HÜKÜMET AÇIKLAMA YAPMALI VE ÖZÜR DİLEMELİ

HDP Milletvekili Altan Tan: İdris Naim Şahin’in bugüne kadar bu bildiklerini saklaması, suça yataklıktır. MİT’i eleştirirken askeri temize çıkarmak da büyük bir yanlışlıktır. Neticede MİT de, asker de topyekün hükümete bağlıdır, dolayısıyla bunun birinci derecede sorumlusu hükümettir. Hükümetin konuyla ilgili bir açıklama yapması ve ardından özür dilemesi lazım. Sonra da gereken yapılmalı ve suçlular kanun önüne çıkarılmalı. Neticede bu bir katliamdır, hesabı sorulmalıdır.

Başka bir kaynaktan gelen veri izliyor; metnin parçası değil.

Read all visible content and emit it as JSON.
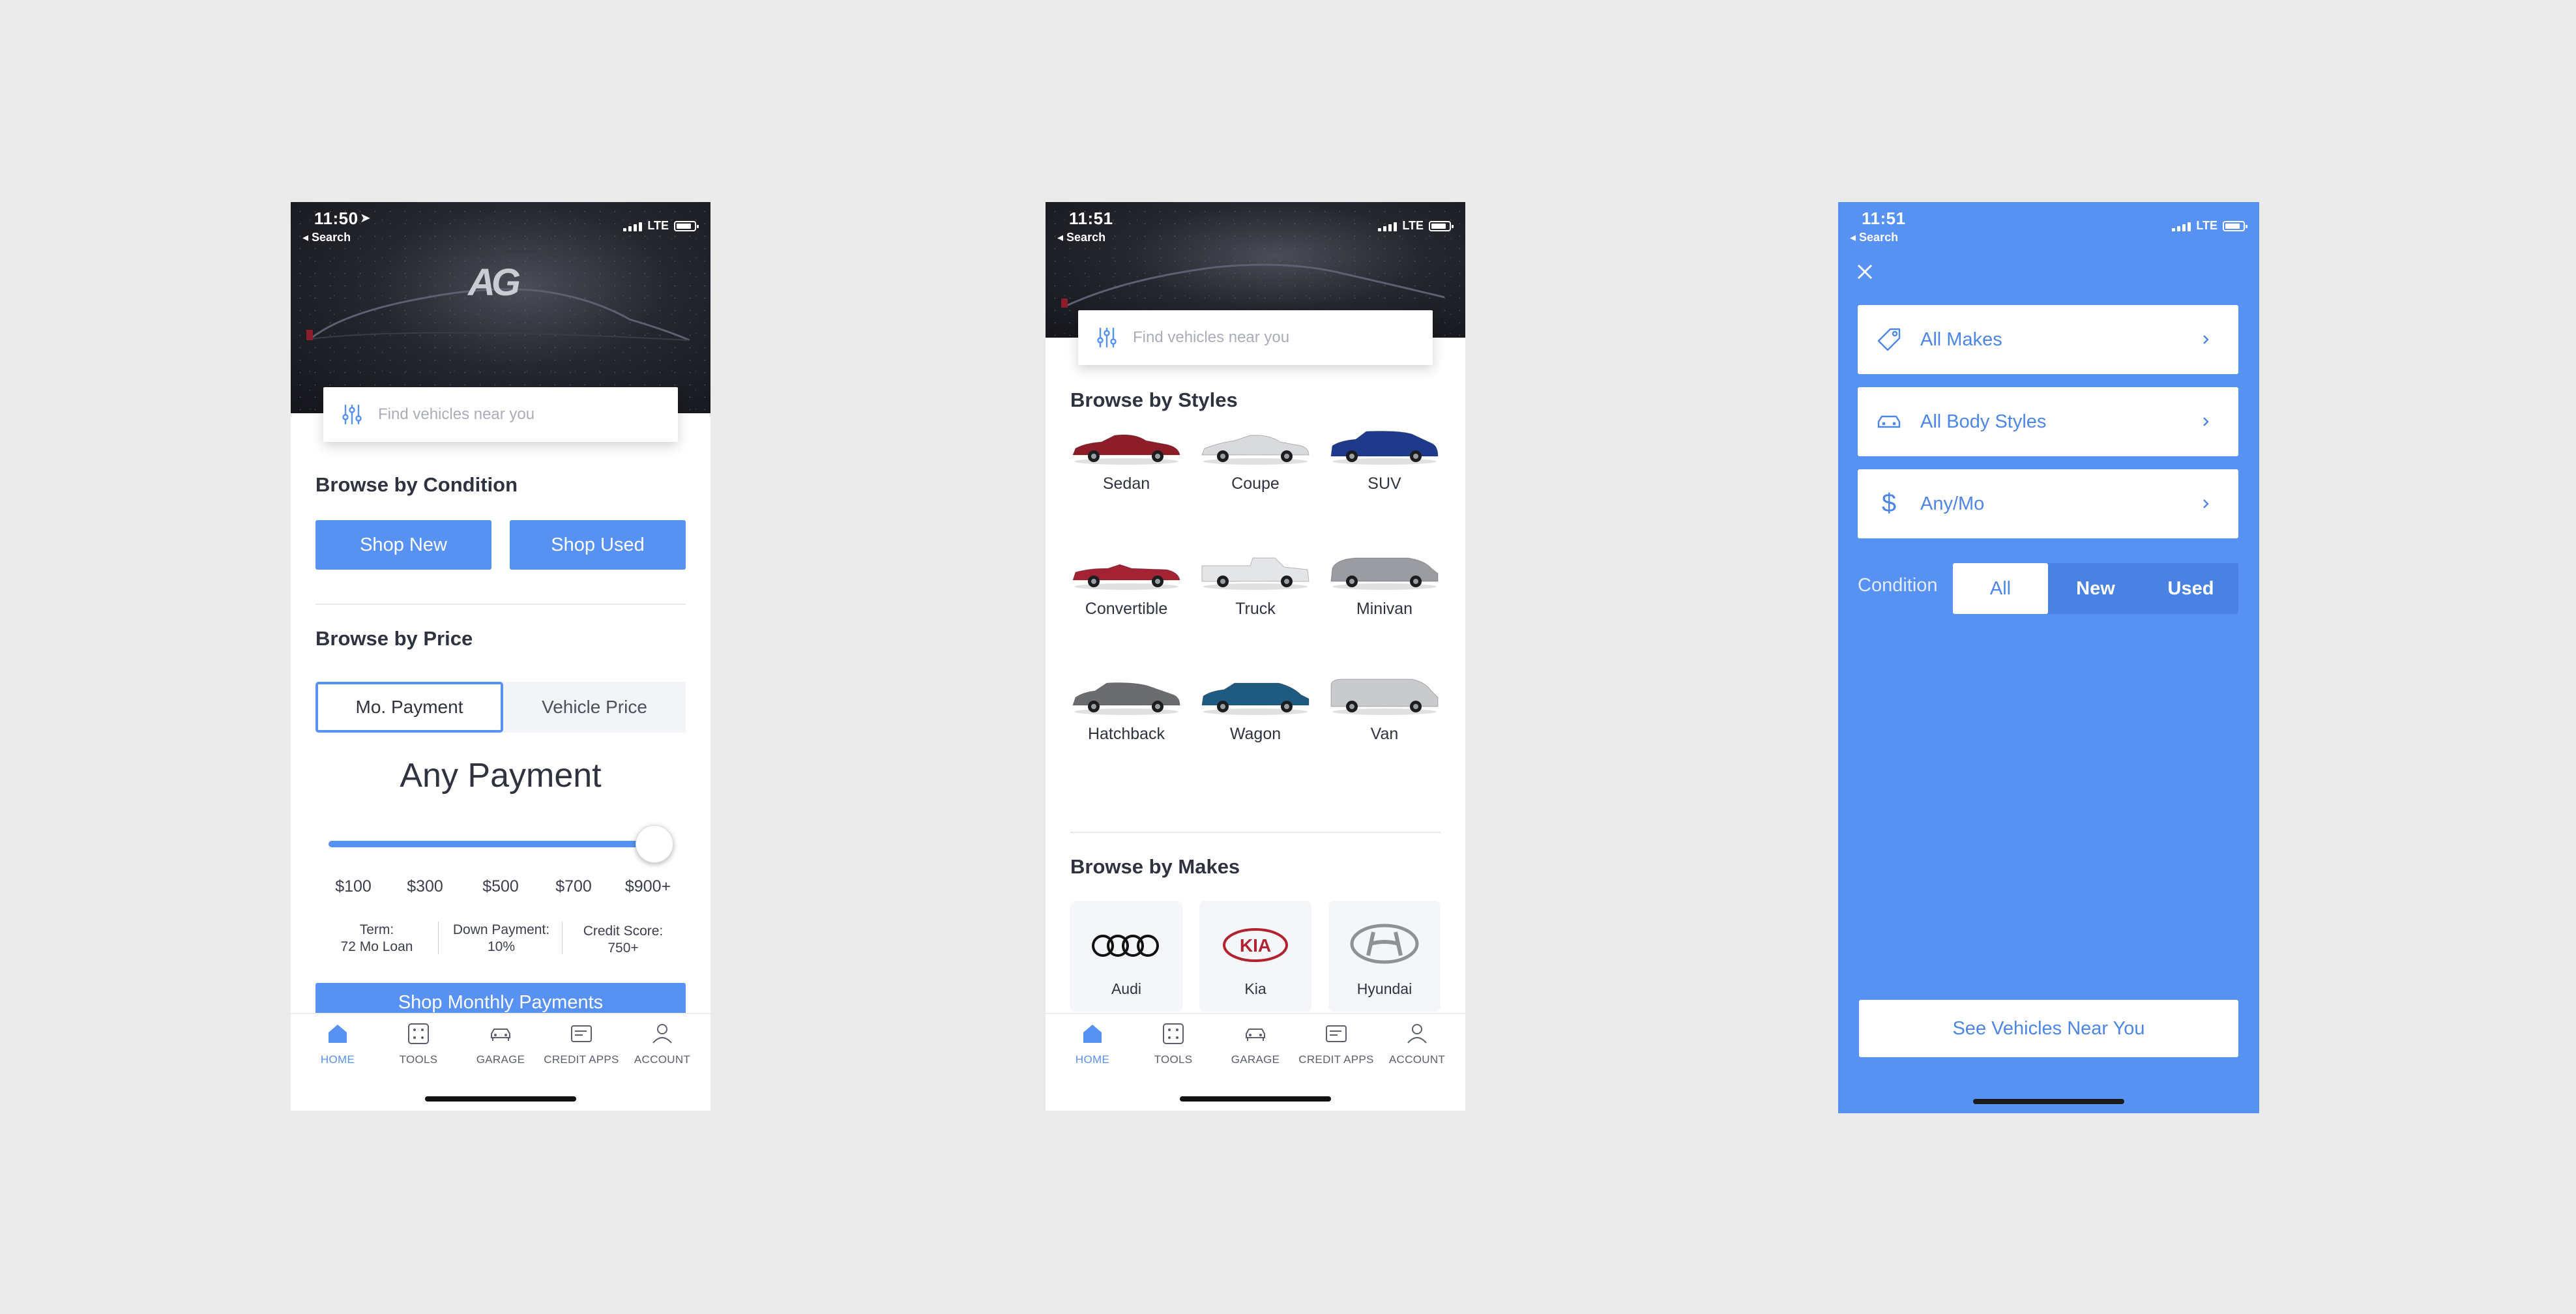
{
  "status_bar": {
    "time_1": "11:50",
    "time_2": "11:51",
    "time_3": "11:51",
    "back_label": "◂ Search",
    "network": "LTE"
  },
  "search": {
    "placeholder": "Find vehicles near you"
  },
  "brand": {
    "logo_text": "AG"
  },
  "home_screen": {
    "condition_title": "Browse by Condition",
    "shop_new": "Shop New",
    "shop_used": "Shop Used",
    "price_title": "Browse by Price",
    "price_tabs": [
      "Mo. Payment",
      "Vehicle Price"
    ],
    "payment_heading": "Any Payment",
    "slider": {
      "ticks": [
        "$100",
        "$300",
        "$500",
        "$700",
        "$900+"
      ],
      "value_fraction": 1.0
    },
    "term_label": "Term:",
    "term_value": "72 Mo Loan",
    "down_label": "Down Payment:",
    "down_value": "10%",
    "credit_label": "Credit Score:",
    "credit_value": "750+",
    "cta": "Shop Monthly Payments"
  },
  "styles_screen": {
    "styles_title": "Browse by Styles",
    "styles": [
      {
        "label": "Sedan",
        "color": "#8e1d2a",
        "shape": "sedan"
      },
      {
        "label": "Coupe",
        "color": "#d9dadd",
        "shape": "coupe"
      },
      {
        "label": "SUV",
        "color": "#1f3a8a",
        "shape": "suv"
      },
      {
        "label": "Convertible",
        "color": "#a32234",
        "shape": "convertible"
      },
      {
        "label": "Truck",
        "color": "#e4e5e8",
        "shape": "truck"
      },
      {
        "label": "Minivan",
        "color": "#9a9ca2",
        "shape": "minivan"
      },
      {
        "label": "Hatchback",
        "color": "#6b6c70",
        "shape": "hatchback"
      },
      {
        "label": "Wagon",
        "color": "#1f5b80",
        "shape": "wagon"
      },
      {
        "label": "Van",
        "color": "#c9cacd",
        "shape": "van"
      }
    ],
    "makes_title": "Browse by Makes",
    "makes": [
      {
        "label": "Audi",
        "icon": "audi-rings-icon"
      },
      {
        "label": "Kia",
        "icon": "kia-logo-icon"
      },
      {
        "label": "Hyundai",
        "icon": "hyundai-logo-icon"
      }
    ]
  },
  "tabbar": {
    "items": [
      {
        "label": "HOME",
        "icon": "home-icon"
      },
      {
        "label": "TOOLS",
        "icon": "tools-icon"
      },
      {
        "label": "GARAGE",
        "icon": "garage-icon"
      },
      {
        "label": "CREDIT APPS",
        "icon": "credit-apps-icon"
      },
      {
        "label": "ACCOUNT",
        "icon": "account-icon"
      }
    ],
    "active_index": 0
  },
  "filter_screen": {
    "rows": [
      {
        "label": "All Makes",
        "icon": "tag-icon"
      },
      {
        "label": "All Body Styles",
        "icon": "car-icon"
      },
      {
        "label": "Any/Mo",
        "icon": "dollar-icon"
      }
    ],
    "condition_label": "Condition",
    "condition_options": [
      "All",
      "New",
      "Used"
    ],
    "condition_selected": "All",
    "cta": "See Vehicles Near You"
  },
  "colors": {
    "accent": "#5791f2",
    "text": "#2f3340",
    "panel": "#5791f2"
  }
}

AYM’NİN DOSYAYI GERİ GÖNDERECEĞİNDEN ŞÜPHEM YOK

Diyarbakır Baro Başkanı Tahir Elçi: Bu olayın başından beri araştırılıp soruşturulması gerekiyor. Kişi ve kurumların birbirlerini medya üzerinden suçlaması yerine bütün bu bilgileri savcılarla paylaşmaları gerekiyor. Bir hukuk devletinde yapılması gerekenler yapılsaydı eğer; etkili, objektif, tarafsız, adil bir soruşturma sürdürülseydi zaten şu ana kadar bu tartışmalara da gerek kalmazdı. Yapılması gereken şudur; şu an bu dava Anayasa Mahkemesi’nin önünde duruyor. Umarım Anayasa Mahkemesi ihlali tespit eder de bir kez daha soruşturma makamları bu dosyayı soruşturmayı başından itibaren gerektiği gibi bütün yönleriyle araştırır, soruşturur. Hangi kurumun sorumluluğu var ise bunun ortaya çıkarılması gerekiyor. Zaten takip ediyoruz ve şikâyet Anayasa Mahkemesi’nin önünde. Dosyayı geri göndereceğinden şüphem yok.

ŞAHİN’İN İDDİALARI CİDDİ, GEREKLİ İNCELEMELER YAPILMALI

Çanakkale 18 Mart Üniversitesi Rektörü Prof. Sedat Laçiner: İdris Naim Şahin, İçişleri Bakanlığı yapmış bir kişi. Dolayısıyla bu konulara vâkıf. Söyledikleri hafife alınır iddialar değil, ciddiyetle incelenmesi gerekli. Uludere meselesi, Türkiye’nin tarihine bir kara leke olarak düştü. Hassas bir dönemde vahim bir hata olarak ortaya çıktı. İdris Naim Şahin’in ifadelerine benzer iddialar o günlerde de basında yer aldı. Dış bir gücün yanlış bilgi verdiği ve TSK’nın sivilleri öldürmesini sağladığı iddia edilmişti. Bu yöndeki şüphelerin giderilmesi gerekir, aksi takdirde bunun etkileri devam eder. Türkiye’nin istihbarat dünyası hep karanlık, bulanık, dışa bağımlı ve dışarının etkisine açık oldu. Uludere meselesinde bu durum daha fazla söz konusu. İstihbarat kurumlarımızın daha saydam, denetlenebilir, hesap verebilir olması lazım. Meseleye parti meselesinin ötesinde bakmak lazım. İstihbaratın millî, saydam ve güçlü olması burada söz konusudur. Uludere üzerinde de çok ciddi bir incelemenin yapılması ve hatta daha ötesine geçilmesi gerekli. Ama bu şimdiye kadar olmadı.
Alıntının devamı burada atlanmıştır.